Не дружной парой — порознь шли они. Тоглаа впе­реди, Чанчык далеко позади. Так добрели до юрты, по­груженной в глубокий сон. Сытый конь под седлом стоял у коновязи, изредка позванивала уздечка, нарушая ноч­ной покой. Почуяв приближающихся людей, конь насто­роженно фыркнул…
— Конь мой оседлан. Видишь, какой справный? Ху­дой конь за месяц столько не пробежит, сколько он за день. Да что я говорю! Худой конь год будет бежать — не добежит, а мой столько-то за месяц проскачет и об­ратно вернуться успеет. Захочу — сяду на него и уеду, куда глаза глядят. Хочешь, вдвоем на одном коне по­едем? — испытующе глянула на парня Тоглаа. Она не решилась открыть ему самое главное: в центр хошуна, в неведомый город Чадан учиться едет она.
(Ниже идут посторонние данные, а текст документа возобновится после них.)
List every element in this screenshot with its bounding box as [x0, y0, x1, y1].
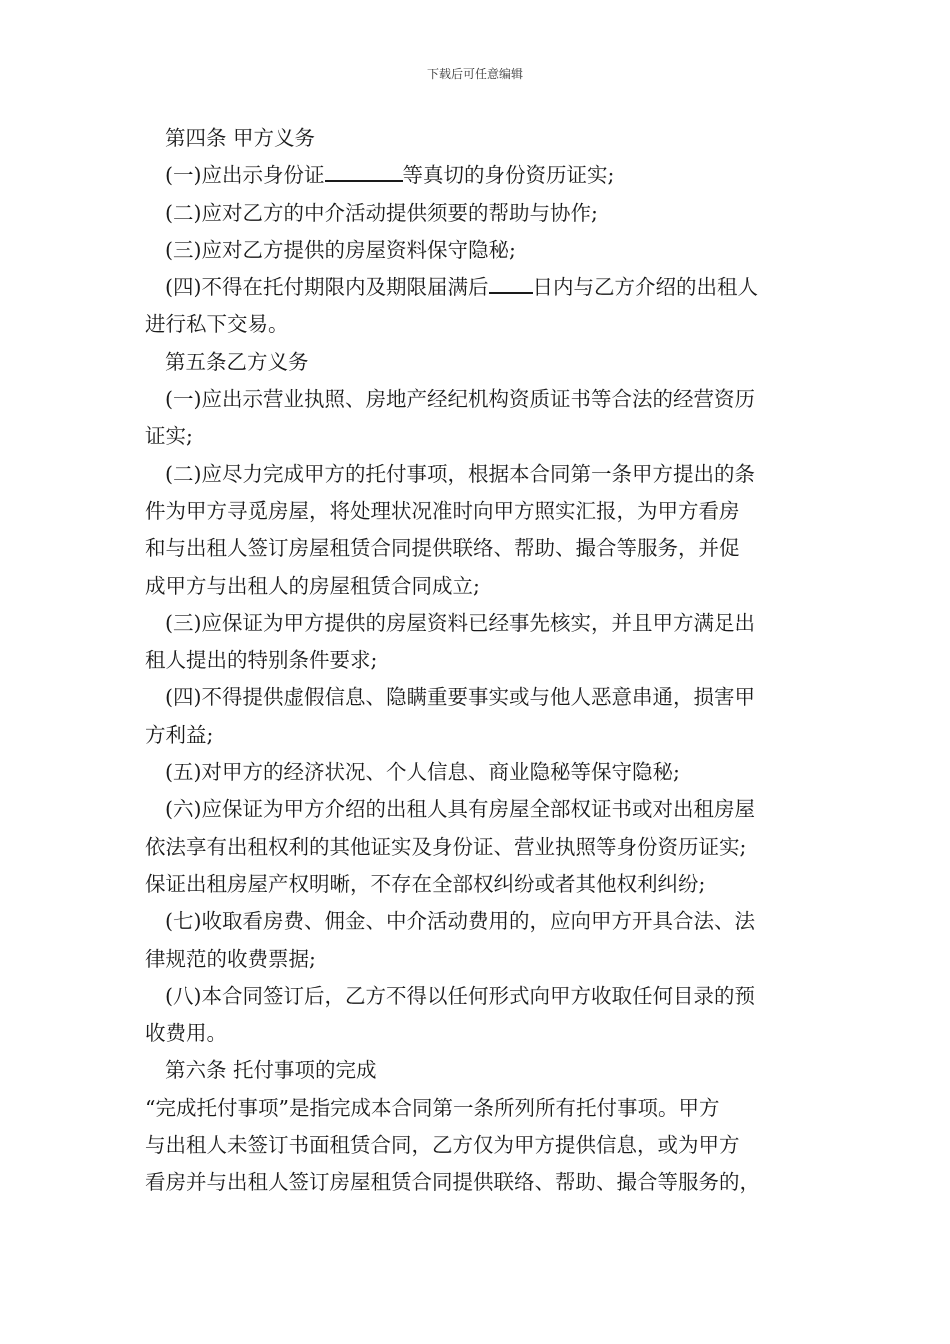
article-5-item-1: (一)应出示营业执照、房地产经纪机构资质证书等合法的经营资历 证实; — [145, 387, 755, 449]
article-6-title: 第六条 托付事项的完成 — [165, 1058, 377, 1083]
article-5-item-6: (六)应保证为甲方介绍的出租人具有房屋全部权证书或对出租房屋 依法享有出租权利的其他证实及身份证、营业执照等身份资历证实; 保证出租房屋产权明晰，不存在全部权纠纷或者其他权利纠纷; — [145, 797, 755, 896]
article-5-item-4: (四)不得提供虚假信息、隐瞒重要事实或与他人恶意串通，损害甲 方利益; — [145, 685, 755, 747]
article-4-item-2: (二)应对乙方的中介活动提供须要的帮助与协作; — [165, 200, 598, 225]
blank-underline — [325, 161, 403, 182]
article-6-paragraph: “完成托付事项”是指完成本合同第一条所列所有托付事项。甲方 与出租人未签订书面租赁合同，乙方仅为甲方提供信息，或为甲方 看房并与出租人签订房屋租赁合同提供联络、帮助、撮合等服务的， — [145, 1095, 760, 1195]
article-5-item-2: (二)应尽力完成甲方的托付事项，根据本合同第一条甲方提出的条 件为甲方寻觅房屋，将处理状况准时向甲方照实汇报，为甲方看房 和与出租人签订房屋租赁合同提供联络、帮助、撮合等服务，并促 成甲方与出租人的房屋租赁合同成立; — [145, 461, 755, 598]
article-5-item-7: (七)收取看房费、佣金、中介活动费用的，应向甲方开具合法、法 律规范的收费票据; — [145, 909, 755, 971]
article-4-item-1: (一)应出示身份证 等真切的身份资历证实; — [145, 157, 810, 194]
article-5-item-8: (八)本合同签订后，乙方不得以任何形式向甲方收取任何目录的预 收费用。 — [145, 983, 755, 1046]
article-4-title: 第四条 甲方义务 — [165, 126, 316, 150]
article-5-item-3: (三)应保证为甲方提供的房屋资料已经事先核实，并且甲方满足出 租人提出的特别条件要求; — [145, 610, 755, 673]
article-5-item-5: (五)对甲方的经济状况、个人信息、商业隐秘等保守隐秘; — [165, 760, 680, 785]
page-header-note: 下载后可任意编辑 — [426, 67, 523, 81]
article-5-title: 第五条乙方义务 — [165, 349, 309, 374]
article-4-item-4: (四)不得在托付期限内及期限届满后 日内与乙方介绍的出租人 进行私下交易。 — [145, 269, 810, 344]
article-4-item-3: (三)应对乙方提供的房屋资料保守隐秘; — [165, 237, 516, 262]
contract-body — [145, 120, 810, 1202]
blank-underline — [489, 273, 533, 294]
Давно услы­хала: набирают девушек на краткосрочные курсы мед­сестер, узнала — это те в белом, которые в больнице вра­чам помогают; конечно, на настоящего врача, да и на сестру надо долго учиться, но очень нужны люди. Вот и подучивают способных девчонок, чтобы работали потом в своих сумонах, помогали людям, тяжелобольных на­правляли в больницу… От родителей скрыла, тайком за­седлала коня, ехать одной — нет, совсем почти не страш­но… Вдвоем бы поехать, но как открыться любимому? Поймет ли он?..
— Что ты мне сказки рассказываешь? Не твой это конь, отцов, всегда он у вас по ночам под седлом стоит, на всякий случай…
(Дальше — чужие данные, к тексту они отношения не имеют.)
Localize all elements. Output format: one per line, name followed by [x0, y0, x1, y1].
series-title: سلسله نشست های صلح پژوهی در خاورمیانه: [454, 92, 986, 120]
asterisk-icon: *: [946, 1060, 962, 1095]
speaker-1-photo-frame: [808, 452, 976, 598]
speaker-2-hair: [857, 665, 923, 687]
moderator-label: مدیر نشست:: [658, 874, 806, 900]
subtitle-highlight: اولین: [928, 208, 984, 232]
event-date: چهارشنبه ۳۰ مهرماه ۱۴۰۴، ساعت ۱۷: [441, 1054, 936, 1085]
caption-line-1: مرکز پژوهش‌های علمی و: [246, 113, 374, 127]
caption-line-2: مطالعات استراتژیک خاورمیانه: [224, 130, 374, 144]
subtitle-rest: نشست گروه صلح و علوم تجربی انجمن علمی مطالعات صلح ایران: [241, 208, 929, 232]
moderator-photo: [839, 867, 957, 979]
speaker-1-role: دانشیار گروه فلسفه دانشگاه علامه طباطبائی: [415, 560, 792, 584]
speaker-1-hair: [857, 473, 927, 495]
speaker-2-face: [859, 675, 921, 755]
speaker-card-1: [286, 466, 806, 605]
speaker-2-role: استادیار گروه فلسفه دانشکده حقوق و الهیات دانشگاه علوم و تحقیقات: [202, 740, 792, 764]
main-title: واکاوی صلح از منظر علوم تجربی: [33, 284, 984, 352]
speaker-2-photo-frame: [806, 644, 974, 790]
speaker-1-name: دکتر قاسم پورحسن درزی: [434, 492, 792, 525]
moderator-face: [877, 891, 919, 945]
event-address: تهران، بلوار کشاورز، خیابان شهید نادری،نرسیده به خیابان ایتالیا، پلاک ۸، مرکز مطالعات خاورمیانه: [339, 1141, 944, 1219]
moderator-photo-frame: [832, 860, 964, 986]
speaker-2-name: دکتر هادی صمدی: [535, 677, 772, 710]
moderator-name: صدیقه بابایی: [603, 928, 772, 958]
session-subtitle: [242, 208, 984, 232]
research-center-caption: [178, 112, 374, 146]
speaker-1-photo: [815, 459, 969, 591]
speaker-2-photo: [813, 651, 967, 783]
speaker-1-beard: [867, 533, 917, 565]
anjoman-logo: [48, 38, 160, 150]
Полно, да   тот ли это   Чанчык?   Давно   ли   песню нежную шепотом пересказывал, а тут решительно все видит в самом обыденном свете… Нет, нельзя открыться такому.
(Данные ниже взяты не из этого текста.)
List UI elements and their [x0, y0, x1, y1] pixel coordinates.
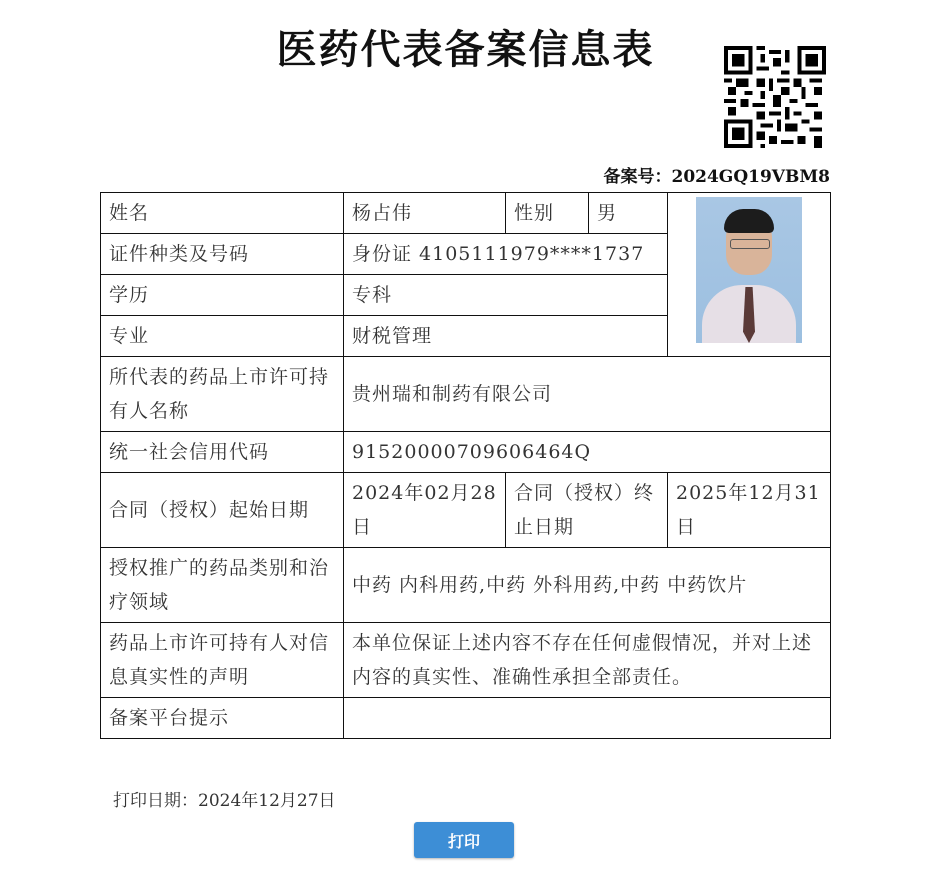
- end-date-value: 2025年12月31日: [668, 473, 831, 548]
- platform-hint-label: 备案平台提示: [101, 698, 344, 739]
- platform-hint-value: [344, 698, 831, 739]
- table-row: [101, 548, 831, 623]
- gender-value: 男: [589, 193, 668, 234]
- print-button[interactable]: 打印: [414, 822, 514, 858]
- table-row: [101, 473, 831, 548]
- qr-code-icon: [724, 46, 826, 148]
- table-row: [101, 193, 831, 234]
- person-photo: [696, 197, 802, 343]
- record-number: 备案号：2024GQ19VBM8: [603, 167, 830, 187]
- name-value: 杨占伟: [344, 193, 506, 234]
- id-value: 身份证 4105111979****1737: [344, 234, 668, 275]
- table-row: [101, 432, 831, 473]
- statement-label: 药品上市许可持有人对信息真实性的声明: [101, 623, 344, 698]
- education-value: 专科: [344, 275, 668, 316]
- end-date-label: 合同（授权）终止日期: [506, 473, 668, 548]
- print-date: 打印日期：2024年12月27日: [113, 791, 336, 811]
- table-row: [101, 698, 831, 739]
- id-label: 证件种类及号码: [101, 234, 344, 275]
- category-value: 中药 内科用药,中药 外科用药,中药 中药饮片: [344, 548, 831, 623]
- start-date-value: 2024年02月28日: [344, 473, 506, 548]
- start-date-label: 合同（授权）起始日期: [101, 473, 344, 548]
- holder-value: 贵州瑞和制药有限公司: [344, 357, 831, 432]
- name-label: 姓名: [101, 193, 344, 234]
- major-value: 财税管理: [344, 316, 668, 357]
- major-label: 专业: [101, 316, 344, 357]
- gender-label: 性别: [506, 193, 589, 234]
- page-title: 医药代表备案信息表: [276, 26, 655, 73]
- statement-value: 本单位保证上述内容不存在任何虚假情况，并对上述内容的真实性、准确性承担全部责任。: [344, 623, 831, 698]
- education-label: 学历: [101, 275, 344, 316]
- credit-code-value: 91520000709606464Q: [344, 432, 831, 473]
- info-table: [100, 192, 831, 739]
- category-label: 授权推广的药品类别和治疗领域: [101, 548, 344, 623]
- photo-cell: [668, 193, 831, 357]
- holder-label: 所代表的药品上市许可持有人名称: [101, 357, 344, 432]
- table-row: [101, 623, 831, 698]
- credit-code-label: 统一社会信用代码: [101, 432, 344, 473]
- table-row: [101, 357, 831, 432]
— Ага, боишься со мной далеко ускакать! Ну что ж, трусишка, ложись тогда спать в теплой юрте. Видишь — молодой месяц уже за лесом скрывается? Тропинка в кустах извилистая, уйдешь — заблудишься в темноте… Иди в юрту.
— Не пойду!
— Что это с тобой? Весной, бывало, тихонько, как воришка, каждый вечер — нет, каждую ночь в эту юрту заходил! Шелковым покрывалом ночь от чужих глаз те­бя прятала… А теперь — чего же ты упрямишься, как глупый теленок?
— Шагнул бы через порог — сердце не пускает. Уйду.
— Что ж ты, начало моего рассказа услышал, уже другим человеком стал? Дослушал бы до конца… Как старуха, а еще молодой парень! — Тоглаа все пыталась на шутку свернуть.
— Зачем мне совать свой нос туда, где никому до меня дела нет? Лучше уйти…
— Винюсь, я о тебе пока еще песен не складывала. А вот старинные частушки знаю о чудаке одном — очень на тебя похож был. И почему я всегда в лесу эти ча­стушки пою, не знаю… Хочешь — тебе спою? — не по­следнюю ли девичью хитрость пускаешь ты в ход, Тоглаа?
— Не надо. Не надо мне никаких песен! Говори, мне и так по душе слушать твой голос.
— Дурочка же я была! Не знала, какой ты норови­стый. А уж знала бы — не заманить бы тебе меня ласковыми словами да клятвами; помнишь, ты говорил — в худом и в добром, до самой смерти вместе будем?..
— Зачем напраслину на меня возводишь? Я тебе верил. Я тебя любил. Самой желанной была ты для меня, песней, сказкой моей была! Нет, ни сказки нет такой, ни песни, что сравнилась бы с тобой. Благословлял я тот день, когда впервые вышел из материнской юрты, чтобы работать в поле,— ведь это поле, оно подружило нас! С тобой одной подружило, с единственной из всех девушек в мире! Слышишь, что я говорю? Слова, наверное, повто­ряются — волнуюсь очень… Глуп я был, только в хоро­шее верил, думал, и тучка не проплывет по нашему небу. А вот ведь какие слова услышал от тебя сегодня!.. Острыми ножами режут они и сейчас мое сердце. А я ведь тебя никому не продавал за араку, и сам себя не продавал… Кто же из нас прав? Пускай сама жизнь рассудит: я ли изменник, ты ли — неверная, продажная не­веста…
— Не река разделяет вас, как два берега,— это мама моя виновата! Спьяну натворила такого, о чем трезвая и не помышляла,— зло сказала Тоглаа и, оттолкнув Чанчыка, рванувшегося было в ее сторону, заскочила в юр­ту — так горностай от охотника прячется в норку.